La piel es el órgano más extenso del cuerpo, protégela de los efectos adversos del sol y prevén el envejecimiento prematuro y el desarrollo del cáncer.
Por Lucía A. Lozada Laracuente / lucia.lozada@gfrmedia.com
En una isla tropical como Puerto Rico, exponerse al sol a diario es muy común. Incluso, para muchas personas, una piel bronceada es sinónimo de belleza y salud.
Sin embargo, si te encanta tomar sol a menudo es importante reconocer que la exposición a los rayos ultravioletas tiene efectos acumulativos que pueden desde envejecer tu piel prematuramente hasta ocasionar, también, múltiples problemas de salud.
Piel bronceada, piel saludable
¿Cierto? ¡Nada más lejos de la verdad! El bronceado es un signo del daño que el sol le ha hecho a tu piel. Es un intento de esta para prevenir que los rayos ultravioletas (UV) penetren más profundamente, cambiando su textura. El sol en exceso daña el colágeno de la piel, que es la proteína que la mantiene firme. Esto provoca arrugas y flacidez. Además, provoca el desarrollo de pecas y de manchas que la afean y le dan un aspecto avejentado.
Otros efectos nocivos del sol
¿Sabías que entre el 65 y el 90 por ciento de los casos de melanomas se deben a la sobreexposición a los rayos ultravioletas? Este es el tercer tipo de cáncer más común y el más peligroso también. Además, los UV también ocasionan daño ocular, aumentando el riesgo de desarrollar cataratas, entre otras condiciones de la vista; así como la inhibición del funcionamiento adecuado del sistema inmunitario y de las defensas naturales de la piel, no importa tu raza o color.
Factores de riesgo para desarrollar cáncer de la piel
• Tener la piel clara.
• Tener antecedentes familiares de cáncer de piel.
• Tener antecedentes personales de cáncer de piel.
• Exposición al sol debido al trabajo o a las actividades recreativas.
• Antecedentes de quemaduras de sol durante la infancia.
• Piel que se quema, enrojece o le salen pecas fácilmente, o que bajo el sol se siente adolorida.
• Tener ojos azules o verdes.
• Tener cabello rubio o pelirrojo.
• Tener cierto tipo de lunares o numerosos lunares.
Lo que debes hacer
• Aplica protector solar a toda la piel expuesta con un SPF de por lo menos 15, que proporcione protección de amplio espectro de los rayos ultravioletas A (UVA) y ultravioletas B (UVB). Aplícalo cada dos horas, incluso en días nublados, y después de nadar o sudar. Para tu conveniencia, ya está disponible en el mercado un protector solar que puedes aplicar en tu piel húmeda.
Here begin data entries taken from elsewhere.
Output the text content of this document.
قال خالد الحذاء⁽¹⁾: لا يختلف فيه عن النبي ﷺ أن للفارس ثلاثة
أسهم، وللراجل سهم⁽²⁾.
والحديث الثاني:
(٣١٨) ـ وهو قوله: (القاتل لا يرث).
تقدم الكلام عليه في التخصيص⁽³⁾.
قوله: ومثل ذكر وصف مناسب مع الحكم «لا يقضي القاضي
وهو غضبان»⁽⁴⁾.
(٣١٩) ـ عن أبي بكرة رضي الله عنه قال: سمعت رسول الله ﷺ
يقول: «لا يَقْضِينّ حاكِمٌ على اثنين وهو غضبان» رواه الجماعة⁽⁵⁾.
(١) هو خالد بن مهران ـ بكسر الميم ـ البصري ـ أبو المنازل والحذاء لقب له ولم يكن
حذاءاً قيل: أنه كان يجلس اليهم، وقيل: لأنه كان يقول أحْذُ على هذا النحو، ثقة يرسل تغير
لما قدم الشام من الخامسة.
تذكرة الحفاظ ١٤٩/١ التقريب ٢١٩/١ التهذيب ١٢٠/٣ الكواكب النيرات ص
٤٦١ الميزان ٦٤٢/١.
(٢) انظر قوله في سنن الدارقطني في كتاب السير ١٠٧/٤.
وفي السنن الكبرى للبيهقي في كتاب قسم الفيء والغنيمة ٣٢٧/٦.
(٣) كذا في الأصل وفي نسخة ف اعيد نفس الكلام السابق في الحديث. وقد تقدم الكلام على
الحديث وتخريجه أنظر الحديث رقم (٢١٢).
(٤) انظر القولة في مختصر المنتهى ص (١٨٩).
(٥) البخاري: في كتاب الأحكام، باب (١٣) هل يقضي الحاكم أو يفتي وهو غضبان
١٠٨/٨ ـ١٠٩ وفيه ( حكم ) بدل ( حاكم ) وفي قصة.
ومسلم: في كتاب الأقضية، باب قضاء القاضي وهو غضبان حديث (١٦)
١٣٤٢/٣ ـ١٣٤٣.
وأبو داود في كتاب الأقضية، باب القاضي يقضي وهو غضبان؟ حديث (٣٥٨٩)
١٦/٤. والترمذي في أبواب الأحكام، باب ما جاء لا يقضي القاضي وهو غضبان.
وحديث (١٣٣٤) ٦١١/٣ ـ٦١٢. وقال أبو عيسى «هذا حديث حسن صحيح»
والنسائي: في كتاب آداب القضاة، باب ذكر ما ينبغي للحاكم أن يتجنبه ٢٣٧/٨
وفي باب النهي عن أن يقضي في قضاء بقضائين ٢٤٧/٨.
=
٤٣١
• Si notas manchas o lunares que cambian de color o de tamaño, visita a tu dermatólogo para una evaluación.
• Usa filtro solar con factor de protección solar (SPF, por sus siglas en inglés) de 15 o más y con protección para los rayos UVA y UVB. Toma en cuenta su fecha de vencimiento, ya que la efectividad de la mayoría caduca a los tres años. Si el filtro ha estado expuesto a altas temperaturas, su duración puede ser menor. También, en la actualidad existen numerosos cosméticos con filtro solar. Escoge los que tengan al menos un SPF de 15.
• Usa ropa para proteger la piel expuesta. Los colores oscuros, las camisas de mangas largas y los pantalones anchos, de tejido cerrado, brindan mayor protección.
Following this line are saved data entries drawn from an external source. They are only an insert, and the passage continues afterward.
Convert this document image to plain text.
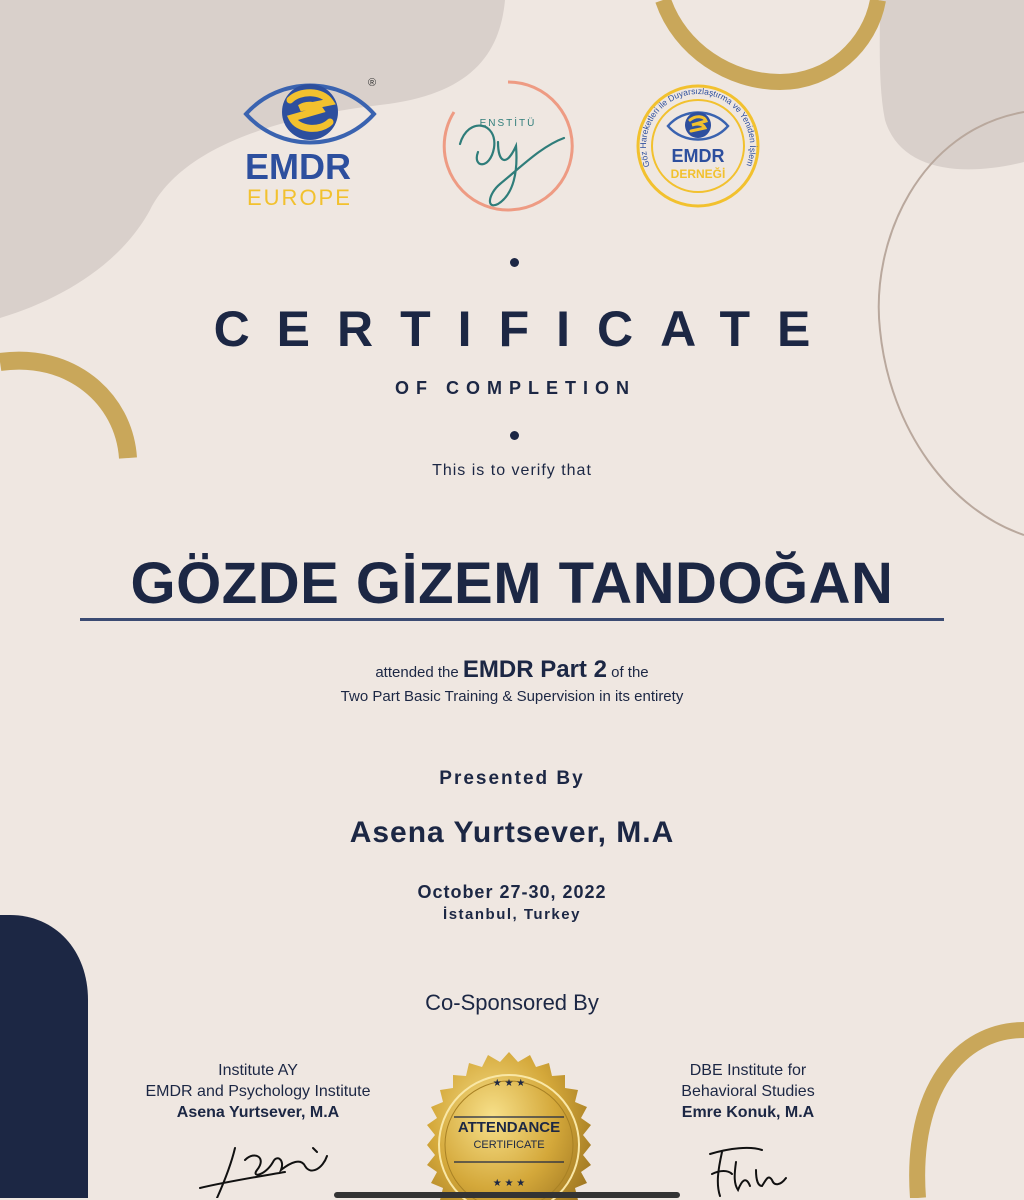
®
EMDR
EUROPE
ENSTİTÜ
Göz Hareketleri ile Duyarsızlaştırma ve Yeniden İşlem
EMDR
DERNEĞİ
CERTIFICATE
OF COMPLETION
This is to verify that
GÖZDE GİZEM TANDOĞAN
attended the EMDR Part 2 of the
Two Part Basic Training & Supervision in its entirety
Presented By
Asena Yurtsever, M.A
October 27-30, 2022
İstanbul, Turkey
Co-Sponsored By
Institute AY
EMDR and Psychology Institute
Asena Yurtsever, M.A
DBE Institute for
Behavioral Studies
Emre Konuk, M.A
★ ★ ★
ATTENDANCE
CERTIFICATE
★ ★ ★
• Usa un sombrero de ala ancha para cubrirte la cara, la cabeza, las orejas y el cuello.
• Usa gafas de sol que protejan los lados de la cara y que en lo posible bloqueen el 100 por ciento de los rayos UVA y UVB.
• Quédate en la sombra, especialmente durante las horas del mediodía.
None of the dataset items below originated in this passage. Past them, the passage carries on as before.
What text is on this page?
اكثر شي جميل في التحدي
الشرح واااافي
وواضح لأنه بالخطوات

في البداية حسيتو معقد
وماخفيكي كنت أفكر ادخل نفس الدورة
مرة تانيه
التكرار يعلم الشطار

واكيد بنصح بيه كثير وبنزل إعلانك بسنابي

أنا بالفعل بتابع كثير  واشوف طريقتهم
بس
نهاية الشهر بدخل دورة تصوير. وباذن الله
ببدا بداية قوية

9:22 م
• Verifica en la página de la Agencia de Protección Ambiental (EPA) cuál es el índice UV en determinado día. Solo tienes que acceder a http://www.epa.gov/sunwise/es/indiceuv.html.
Lo que debes evitar
• Exponerte al sol entre 10:00 a.m. y 4:00 p.m.
• Exponerte a los rayos ultravioletas aún cuando no esté haciendo sol. Recuerda que los rayos ultravioleta (UV) también afectan en días nublados y se reflejan desde cualquier superficie, como: el agua, el cemento y la arena.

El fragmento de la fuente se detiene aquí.